In the composition function: after the f is plugged into the g and it is simplified, you have to set the inside of the square root < or equal to 0 and see which values produce a negative square root. Also, the square root (bottom of p.484) is on the bottom of a fraction. So you have to do two tests, (3-x) must be greater than or equal to zero and sqrt(3-x) must not be equal to zero.  The first test produces x (less than or equal to 3), and the second test produces  x not equal to 3.

Next, you have to combine the information from all three domains: f can't equal zero, g can't be bigger than 3. And the composition must be less than or equal to three, but not equal to 3.  So all-together,
the domain of f o g is all real values of x such that (-infinity, 0)U(0,3). (All real numbers up to but not including 3 and also not including zero)

A similar method is done in part b of example 6.  But be aware that since the final composition is an inequality, (3x-1)/1 >(or equal to)0, you will have to draw a graph and test the signs of each region to see which areas are positive. (As in section 7.5)

Example 7 is well explained in the text.

Graphing Functions:   f(x) = a(x - h) + k is the basic form of all the functions. 

The vertex is (h,k) and the altitude is the a. Notice that the h sits inside the parentheses and the k sits by itself outside the parentheses and the a is always to the left of the (x - h) group. 
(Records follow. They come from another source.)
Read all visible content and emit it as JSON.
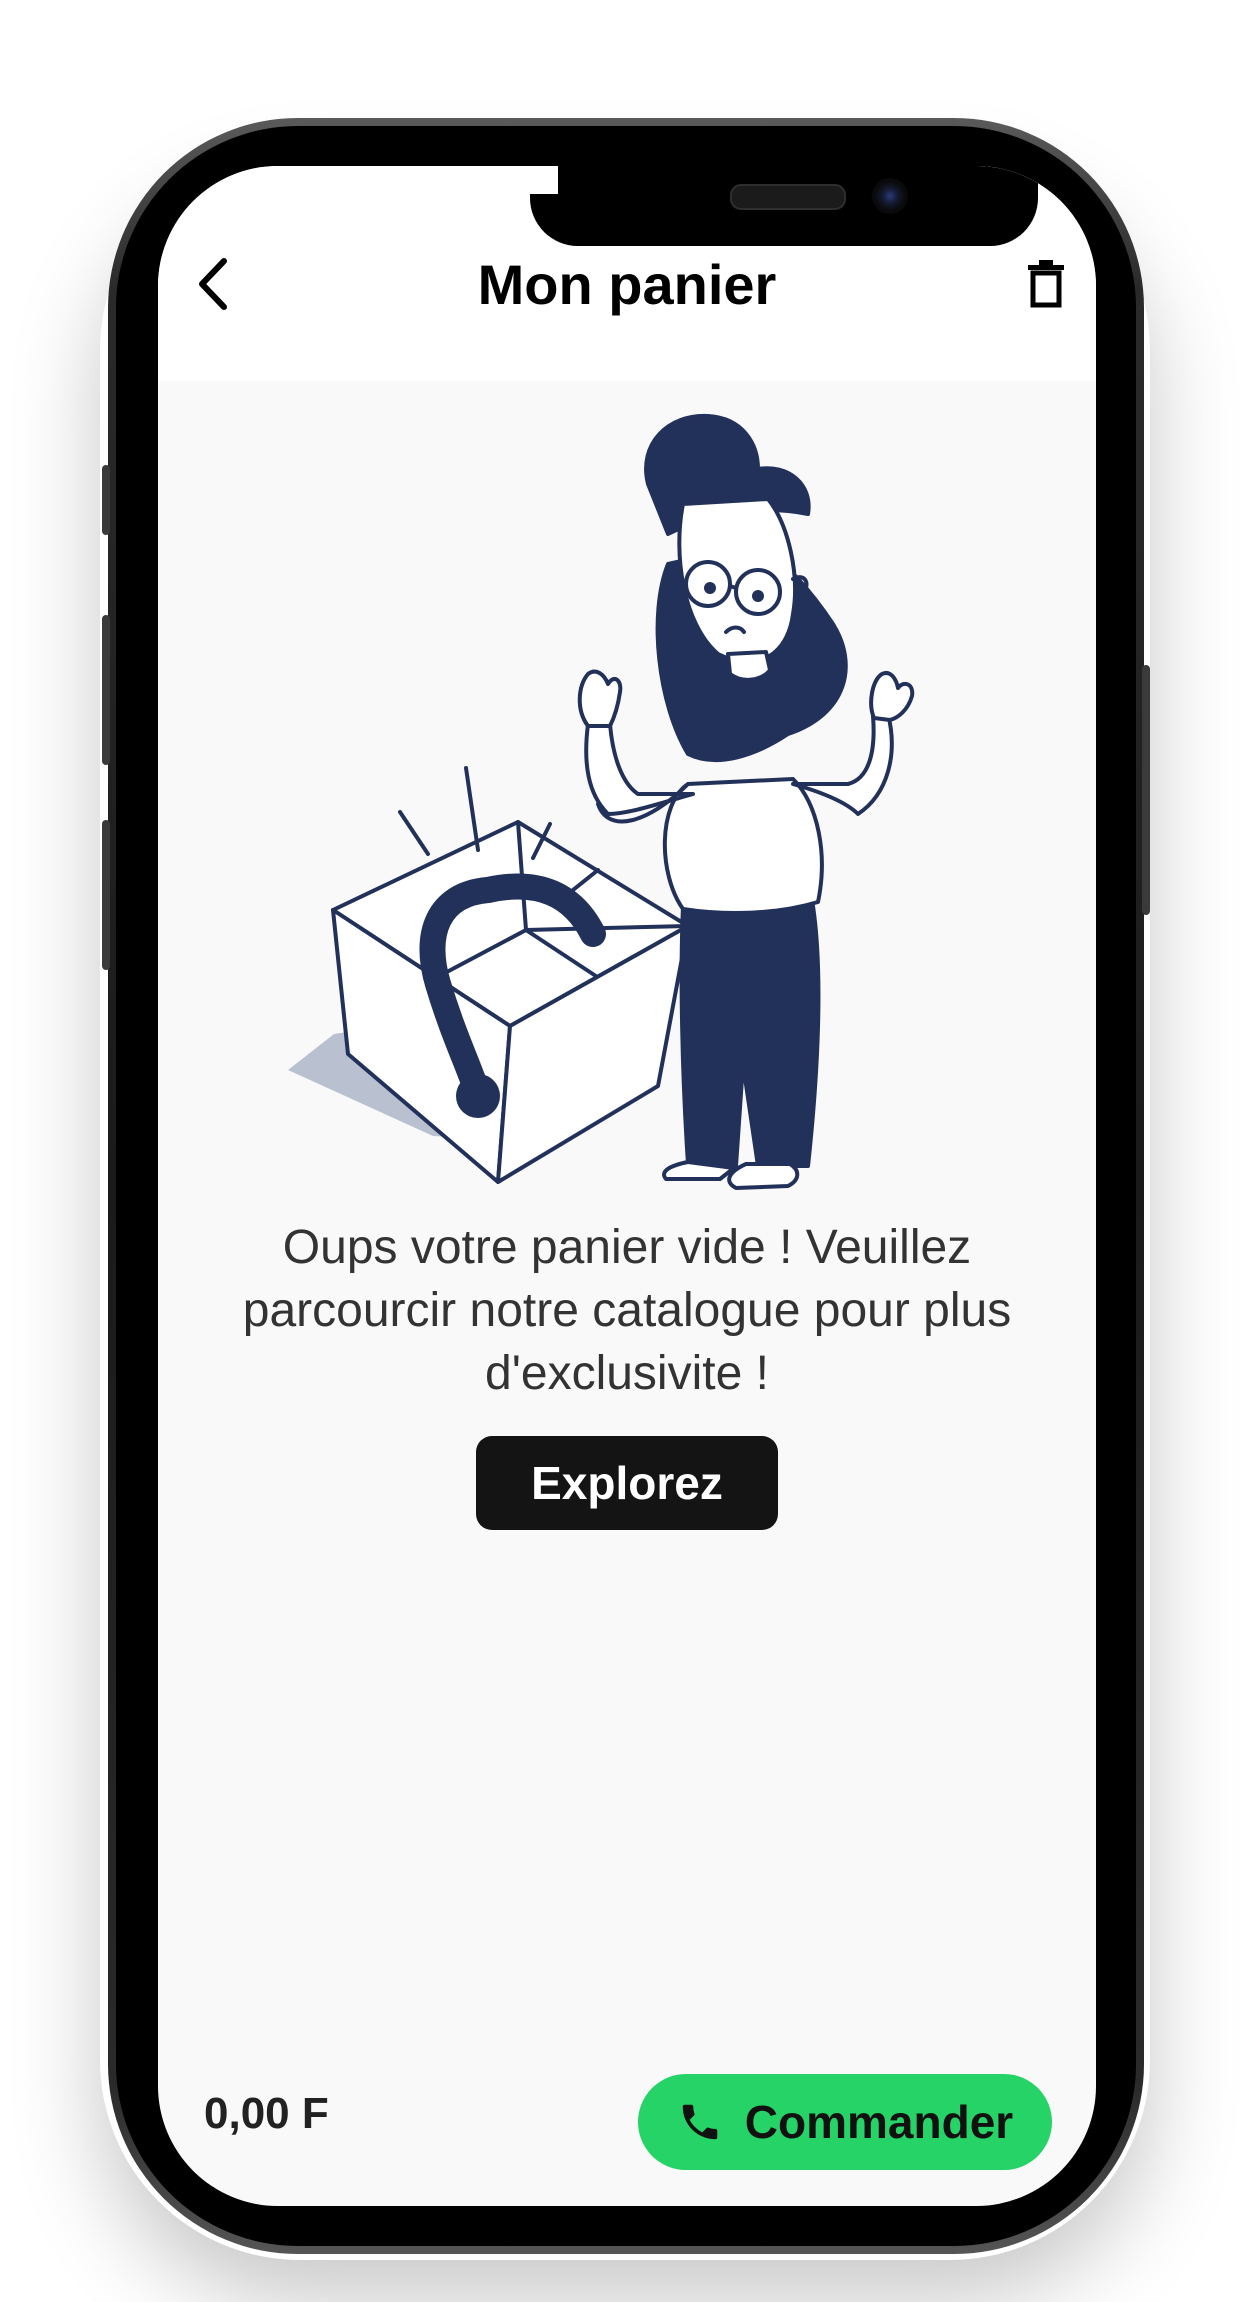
{
  "header": {
    "title": "Mon panier",
    "back_icon": "chevron-left-icon",
    "trash_icon": "trash-icon"
  },
  "empty_state": {
    "illustration": "woman-empty-basket-illustration",
    "message": "Oups votre panier vide ! Veuillez parcourcir notre catalogue pour plus d'exclusivite !",
    "explore_label": "Explorez"
  },
  "footer": {
    "total": "0,00 F",
    "order_label": "Commander",
    "order_icon": "phone-icon"
  },
  "colors": {
    "accent_green": "#25d366",
    "illustration_navy": "#22315a",
    "button_dark": "#141414",
    "screen_bg": "#faf9f9"
  }
}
 f(x)= 2(x - 1) + 3     the a = 2, h = 1, k= 3

If there are no parentheses in the function that means the h had the value zero, so they didn't bother to write (x-0), they just wrote the x.

 f(x)= 2x + 1, or [2(x-0)+1]     the a = 2, h = 0, k= 1

If the k = 0 then it is just missing altogether.   

 f(x)= 2(x + 1),[or 2(x+1)+0]     the a = 2, h = -1, k = 0

NOTE: The formula has a minus sign in front of the h so it changes the sign of it (i.e. it always looks like the h has the wrong sign). You want to use the original sign of h when graphing the vertex. 
  Ex. in f(x)= (x - 1), the h is a +1, 
        in f(x)= (x + 3), the h is a (-3)  [i.e. (x - (-3)].

The a is the altitude (or amplitude) which determines whether the figure opens "up" or "down"
    The a also controls the "stretch or shrink" .
h is the horizontal shift (picture shifts right or left)
k is the vertical shift (picture shifts up or down)
The powers on the group (x - h) determines the shape of the picture

(x-h) is a line
(x-h)^2 is a parabola
(x-h)^3 is a cube
square-root of (x-h) is a square root
1/(x-h) is a rational function

Note: The book always draws the figure at (0,0) then shifts it. You can do the problems this way or you can draw the graph starting from the final location of the vertex, after it has been shifted. I will count either one correct. 
Your textbook concentrates on parabolas and just touches on the other figures.  The exam will test mainly parabolas, but be aware that in the next course you will be expected to know how to draw all the other figures as well. The graphing procedures are the same for the other figures, you are just drawing an altered parabola. (See my "graphing parabolas" notes for details).

The vertex can be found in the function (the (h,k)). The rest of the points can be found by choosing 2 points to the right and left of the vertex and plugging those values into the original function. This will give you a total of 5 points on the graph.  If the figure is too big to fit on your graph, simply label those points that are off the edges so that I will know that you knew where they should have gone.  You do not need to label the points that fit on the graph. 

Using symmetry: If you will notice, each parabola has the same y-values on the left and right sides of the figure.  You can cut down on the amount of calculations you need to do by plugging in only those two values on the right and then graphing the "mirror image" (symmetry) on the other side of the vertex.